Редко это бывает, что прилетают на Пасху ласточки. А в этом году Пасха случилась поздняя, захватила Егорьев день, и накануне его, во вторник, к нам прилетели ласточки. К нам-то во двор не прилетели, негде им прилепиться, нет у нас высоты, а только слыхал Антипушка на зорьке верезг. Говорят, не обманет ласточка, знает Егорьев день. И правда: пришел от обедни Горкин и говорит: у Казанской на колокольне водятся, пошла работа. А скворцы вот не прилетели почему-то, пустые торчат скворешницы. А кругом по дворам шумят и шумят скворцы. Горкину неприятно, обидели нас скворцы – с чего бы это? Всегда он с опаской дожидался, как прилетать скворцам, загодя говорил ребятам чистить скворешницы: будут у нас скворцы – все будет хорошо. «А как не прилетят?..» – спросишь его, бывало, а он молчит. Антипушка воздыхает – скворцов-то нет. Говорит все: «Вот и пустота». Отец за делами, о пустяках не думает, и то удивился – справился: что-то нонче скворцов не слышно? Да вот, не прилетели. И запустели скворешницы. Не помнил Горкин: давно так не пустовали, на три скворешни все хоть в одной да торчат, а тут – как вымело. Я ему говорю: «А ты купи скворцов и посади в домики, они и будут». «Нет, – говорит, – насильно не годится, сами должны водиться, а так делу не поможешь». Какому делу? Да вот, скворцам. После уж я узнал, почему к нам скворцы не прилетели: чуяли пустоту. Поверье это. А может, и вправду чуяли. Собаки чуют. Наш Бушуй еще с Пасхи стал подвывать, только ему развыться не давали: только начнет, а его из ведра водой – «да замолчи ты!..» А скоро и ведра перестал бояться, все ночи подвывал.

Под Егорьев день к нам во двор зашел парень в лаптях, в белой вышитой рубахе, в синих портах, в кафтане внакидку и в поярковой шляпе с петушьим перышком. Оказалось – пастухов работник, что против нас, только что из деревни, какой-то «зубцовский», дальний, откуда приходят пастухи. Пришел от хозяина сказать – завтра, мол, коров погонят, пустите ли коровку в стадо. Марьюшка дала ему пару яиц, а назавтра пообещала молочной яишницей накормить, только за коровкой бы приглядел. Повела показать корову. Чего-то пошепталась, а потом, я видел, как она понесла корове какое-то печенье. Спрашиваю, чего это ей дает, а она чего-то затаилась, секрет у ней. После Горкин мне рассказал, что она коровке «креста» давала, в благословение, в Крещенье еще спекла, – печеного «креста» – так уж от старины ведется, чтобы с телком была.
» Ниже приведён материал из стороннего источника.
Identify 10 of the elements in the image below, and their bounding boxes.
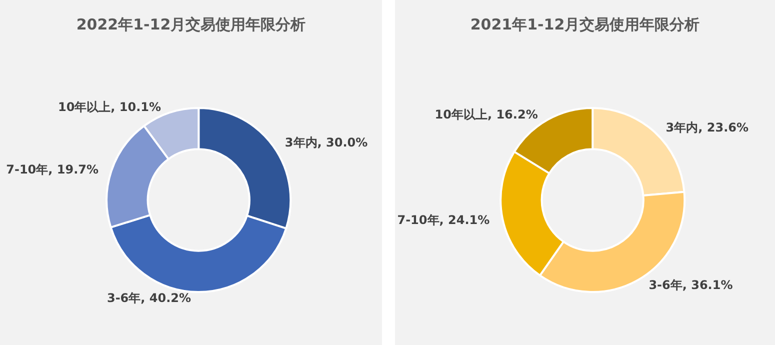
slice-label: 3年内, 23.6% [666,120,748,135]
slice-label: 10年以上, 16.2% [434,107,538,122]
slice-label: 3-6年, 40.2% [106,291,192,305]
slice-label: 3-6年, 36.1% [648,278,733,292]
slice-label: 10年以上, 10.1% [58,100,162,114]
chart-title: 2021年1-12月交易使用年限分析 [470,16,700,34]
chart-title: 2022年1-12月交易使用年限分析 [76,16,306,34]
slice-label: 3年内, 30.0% [284,135,368,150]
slice-label: 7-10年, 24.1% [397,212,490,227]
slice-label: 7-10年, 19.7% [6,162,99,176]
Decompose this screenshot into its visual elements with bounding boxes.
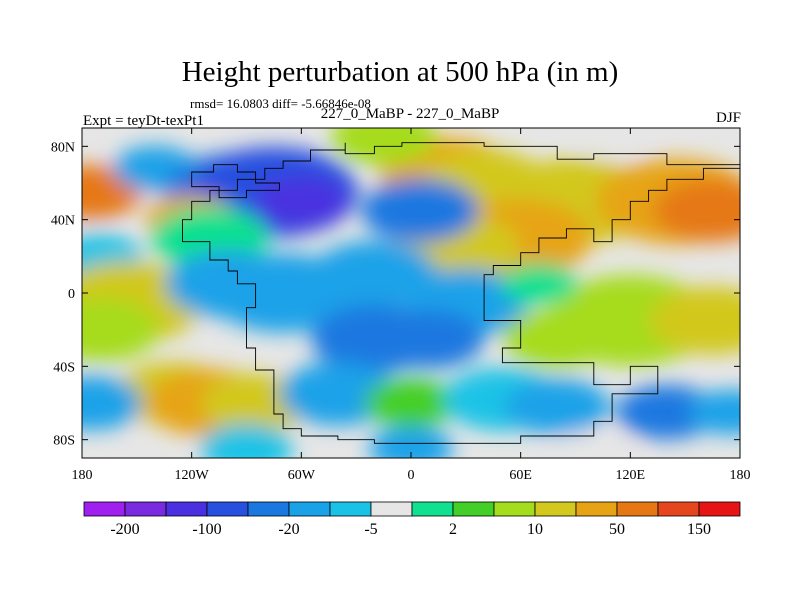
colorbar: -200 -100 -20 -5 2 10 50 150	[83, 501, 741, 538]
field-anomaly	[200, 423, 293, 458]
field-anomaly	[82, 375, 142, 431]
y-tick-label: 40N	[51, 214, 75, 229]
continent-outline	[182, 142, 740, 444]
field-anomaly	[653, 178, 740, 243]
colorbar-label: -5	[364, 521, 377, 538]
colorbar-swatch	[616, 501, 659, 517]
colorbar-swatch	[329, 501, 372, 517]
y-tick-label: 80S	[53, 434, 75, 449]
x-tick-label: 180	[72, 468, 93, 483]
colorbar-label: -200	[110, 521, 139, 538]
stats-label: rmsd= 16.0803 diff= -5.66846e-08	[190, 96, 371, 111]
field-anomaly	[82, 297, 160, 362]
field-anomaly	[616, 384, 718, 440]
axis-ticks: 180 120W 60W 0 60E 120E 180 80N 40N 0 40S 80S	[51, 128, 751, 483]
colorbar-swatch	[698, 501, 741, 517]
comparison-label: 227_0_MaBP - 227_0_MaBP	[320, 106, 500, 122]
experiment-label: Expt = teyDt-texPt1	[83, 113, 204, 129]
y-tick-label: 80N	[51, 140, 75, 155]
island-outline	[191, 164, 280, 199]
continent-outlines	[182, 142, 740, 444]
colorbar-swatch	[124, 501, 167, 517]
field-anomaly	[368, 426, 454, 458]
y-tick-label: 0	[68, 287, 75, 302]
field-anomaly	[649, 286, 740, 355]
x-tick-label: 60W	[288, 468, 316, 483]
colorbar-swatch	[206, 501, 249, 517]
field-anomaly	[551, 431, 636, 458]
x-tick-label: 0	[408, 468, 415, 483]
x-tick-label: 180	[730, 468, 751, 483]
colorbar-label: 150	[687, 521, 711, 538]
colorbar-label: -20	[278, 521, 299, 538]
field-anomaly	[501, 263, 577, 305]
field-anomaly	[364, 378, 458, 428]
plot-area	[82, 128, 740, 458]
colorbar-swatch	[575, 501, 618, 517]
field-anomaly	[688, 389, 740, 435]
colorbar-label: 50	[609, 521, 625, 538]
colorbar-swatch	[247, 501, 290, 517]
season-label: DJF	[715, 110, 741, 126]
y-tick-label: 40S	[53, 360, 75, 375]
colorbar-swatch	[165, 501, 208, 517]
colorbar-label: -100	[192, 521, 221, 538]
colorbar-label: 10	[527, 521, 543, 538]
colorbar-swatch	[452, 501, 495, 517]
colorbar-swatch	[83, 501, 126, 517]
field-anomaly	[578, 128, 646, 156]
colorbar-swatch	[534, 501, 577, 517]
field-anomaly	[255, 176, 348, 227]
chart-title: Height perturbation at 500 hPa (in m)	[181, 56, 619, 88]
field-anomaly	[374, 309, 484, 369]
x-tick-label: 60E	[509, 468, 532, 483]
field-anomaly	[361, 178, 479, 243]
x-tick-label: 120W	[175, 468, 210, 483]
colorbar-swatch	[288, 501, 331, 517]
colorbar-swatch	[370, 501, 413, 517]
colorbar-swatch	[411, 501, 454, 517]
field-anomaly	[502, 309, 612, 369]
colorbar-swatch	[493, 501, 536, 517]
contour-fill	[82, 128, 740, 458]
field-anomaly	[331, 128, 437, 166]
colorbar-swatch	[657, 501, 700, 517]
field-anomaly	[504, 378, 610, 435]
colorbar-label: 2	[449, 521, 457, 538]
x-tick-label: 120E	[616, 468, 646, 483]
Накануне Егорьева дня Горкин наказывал мне не проспать, как на травку коров погонят, – «покажет себя пастух наш». Как покажет? А вот, говорит, узнаешь. Да чего узнаю? Так и не сказал.

И вот, в самый Егорьев день, на зорьке, еще до солнышка, впервые в своей жизни радостно я услышал, как хорошо заиграл рожок. Это пастух, который живет напротив, – не деревенский простой пастух, а городской, богатый, собственный дом какой, – вышел на мостовую поперед домом и заиграл. У него четверо пастухов-подручных, они и коров гоняют, а он только играет для почину в Егорьев день. И все по улице выходят смотреть-послушать, как старик хорошо играет. В это утро играл он «в последний раз» – сам так и объявил. Это уж после он объявил, как поиграл. Спрашивали его, почему так – впоследок. «Да так… – говорит, – будя, наигрался…» Невесело так сказал. Сказал уж после, как случилась история…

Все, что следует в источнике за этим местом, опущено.